Oh, it’s not that the conferences were completely bereft of life—except maybe the one by the Big N; I’m genuinely concerned that there needs to be a warning not to operate heavy machinery after watching—but in comparison to E3s of old, these presentations were tame as a sleepy puppy. The biggest news so far in the entire conference is that a game we’ve known exists for years is now going multi-platform and still probably won’t be released before I have grandchildren.
I realize the commentary of how E3 of late is a shadow of what it once was may be wearing thin, but even after I’d decided not to attend this year I still had no idea how decrepit the shambling corpse of a show was going to be, set loose into the LACC, toothless and misguided, wandering around moaning and making a general nuisance of itself for the roughly forty-two journalists who decided to actually get on a plane and attend the living funeral. This slack jawed, incredulous expression on my face is not surprise that E3 is bad this year.
This is surprise at how spectacularly bad it is.
Yes, I realize that the ESA has had an unpleasant year, navigating to uncharted areas of irrelevance under the incompetent leadership (or some facsimile thereof) of a former Bush technology advisor with all the tech credibility of an abacus. Yes, I know that in general the members of the once useful organization are in open rebellion and splintering off in mighty chunks, but still, it’s embarrassing when you throw yourself a big yearly birthday party and almost no one attends. And those that do attend bring you socks for a gift.
That is what Sony’s carbon-copy presentation this year was: a three-pack bundle of socks wrapped in yesterday’s newspaper with a hole where the bow used to be before it got caught in the car door.
“Hey, look we’ve got Little Big Planet, Resistance 2 and Home!”
Yeah, we knew that last year.
“But, we also have God of War III!”
You see this, Sony. This is my pulse. This is how I already knew you were making God of War III. It doesn’t exactly take a divining rod and a spirit guide to figure out that you guys are finally reviving a key franchise, particularly not when the news has made it an all but foregone conclusion.
And yet, this announcement was a highlight in a year where window dressing and peripherals were propped up to be the star of the show. It was like watching Hollywood dump $300 million into a summer blockbuster and then tagging Kathy Griffin and Abe Vigoda as the stars.
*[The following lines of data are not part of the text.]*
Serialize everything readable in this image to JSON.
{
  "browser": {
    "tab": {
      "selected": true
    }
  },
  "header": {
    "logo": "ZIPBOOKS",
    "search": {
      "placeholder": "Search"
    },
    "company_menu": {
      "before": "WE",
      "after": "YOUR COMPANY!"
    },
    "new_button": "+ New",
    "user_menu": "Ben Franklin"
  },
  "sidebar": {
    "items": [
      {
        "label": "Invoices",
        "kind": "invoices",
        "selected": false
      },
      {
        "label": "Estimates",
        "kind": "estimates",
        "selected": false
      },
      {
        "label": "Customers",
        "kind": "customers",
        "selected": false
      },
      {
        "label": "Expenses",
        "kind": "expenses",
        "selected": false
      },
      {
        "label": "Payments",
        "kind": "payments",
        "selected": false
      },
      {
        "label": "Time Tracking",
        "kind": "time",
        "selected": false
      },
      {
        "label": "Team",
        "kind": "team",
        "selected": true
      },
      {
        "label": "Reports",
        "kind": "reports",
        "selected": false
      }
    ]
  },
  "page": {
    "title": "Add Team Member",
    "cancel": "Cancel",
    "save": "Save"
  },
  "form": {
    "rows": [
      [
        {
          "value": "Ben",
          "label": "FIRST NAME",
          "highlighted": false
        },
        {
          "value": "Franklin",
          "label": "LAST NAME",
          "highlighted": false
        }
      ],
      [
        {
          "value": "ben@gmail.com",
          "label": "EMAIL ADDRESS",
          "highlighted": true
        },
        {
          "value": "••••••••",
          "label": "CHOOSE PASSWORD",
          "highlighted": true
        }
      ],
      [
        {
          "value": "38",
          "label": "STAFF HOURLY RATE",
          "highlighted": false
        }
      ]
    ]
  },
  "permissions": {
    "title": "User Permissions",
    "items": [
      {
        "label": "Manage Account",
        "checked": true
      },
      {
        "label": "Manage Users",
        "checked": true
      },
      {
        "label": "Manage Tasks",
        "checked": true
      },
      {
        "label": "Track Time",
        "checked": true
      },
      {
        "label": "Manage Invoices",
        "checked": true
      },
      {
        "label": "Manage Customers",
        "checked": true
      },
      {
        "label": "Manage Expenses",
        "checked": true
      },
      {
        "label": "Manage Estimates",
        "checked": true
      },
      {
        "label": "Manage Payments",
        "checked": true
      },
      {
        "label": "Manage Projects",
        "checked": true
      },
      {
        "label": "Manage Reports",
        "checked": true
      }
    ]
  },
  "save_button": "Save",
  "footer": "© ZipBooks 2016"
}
I get the feeling that should you skip E3 coverage entirely, take a long nap through this dog-day week, and wake refreshed and bright eyed at the end; the number of significant things that you missed out on could be rehashed with a fairly concise text message.
FFXIII 2 360, GOW 3, RB2 list pwns & GH sux! LOL. L8r
Having attended the last great days of the show, where new game announcements assaulted you like muggers in the street, it’s hard for me not to be disappointed. I recall with heady nostalgia days before I could attend. Evaporating hours spent glued to screenshots and brief tantalizing news bits about games that would seed the population of my daydreams for weeks to come. What was once the Mecca or Jerusalem of gaming has become Poughkeepsie or the New Jersey Turnpike. A functional place, meaningful in the most mundane terms, but otherwise uninspiring.
So here I sit, watching things I don't care about to grasp some shadow of the joy that was once E3 week. I am a heroin junkie shooting motor oil in my veins to see if that will give me that once sky-breaking high. I feel like any moment now, maybe right after I post this article, the big E3 pomp and circumstance will bang into life and the announcements will flow like ambrosia, because this is what E3 is supposed to be, and somehow I just can't let it go.
The mayor is dead, but I don't like change.